Per Rebecca salvare vite è una passione nata per caso, iscrivendosi a un corso di addestramento per cani da salvataggio all’Idroscalo: «Puntavo a cementare il rapporto con il mio cane DJ, ma poi il corso mi ha “preso”. Imparare a salvare gli altri è una scuola di vita». Ora il percorso è alla fine e in estate potrà andare a fare l’assistente bagnina in Liguria: «Non vedo l’ora, avrò la possibilità di perfezionare le tecniche di soccorso in mare e prendere il brevetto, ovviamente da volontaria».

Al Pandini, la sua scuola di Sant’Angelo Lodigiano, l’anno scorso ha partecipato a un corso della Croce Bianca su soccorso e Dae (un corso BLSD): «Mi sono iscritta subito, senza pensarci». Dodici mesi dopo ha salvato un compagno. Il suo sogno dopo il liceo (scientifico con indirizzo sportivo) è diventare fisioterapista.
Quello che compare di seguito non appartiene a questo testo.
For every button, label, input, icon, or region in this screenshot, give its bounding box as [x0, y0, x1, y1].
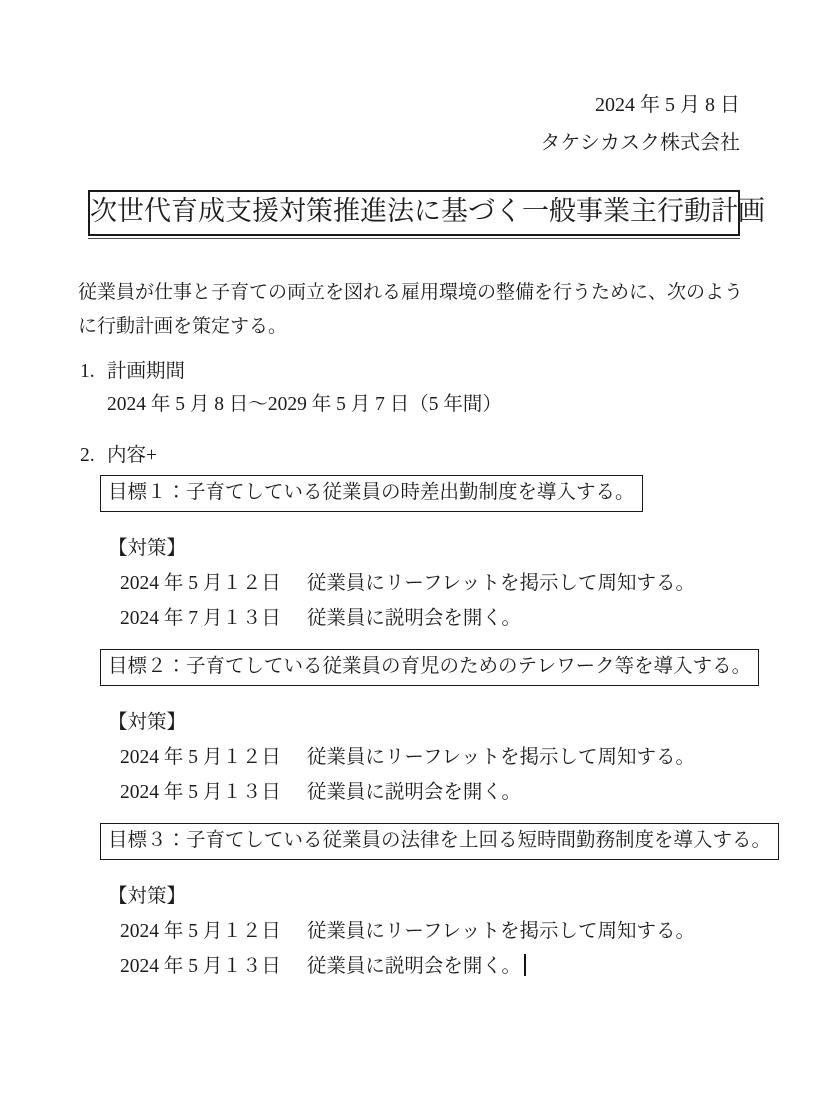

Per il momento si dedica ad aiutare gli altri (lei ma anche Giovanni, 18enne lodigiano che dopo il liceo vuole dedicarsi a scienze motorie e si schermisce di fronte all’etichetta di eroe: «Abbiamo solo applicato quanto imparato»). Mamma Tiziana è orgogliosa: «In quella situazione ha mantenuto lucidità e sangue freddo, è stata straordinaria». Il pensiero della 17enne ora va al compagno di scuola che è ancora ricoverato in terapia intensiva a San Donato Milanese: «Spero si riprenda, voglio andare a trovarlo il prima possibile».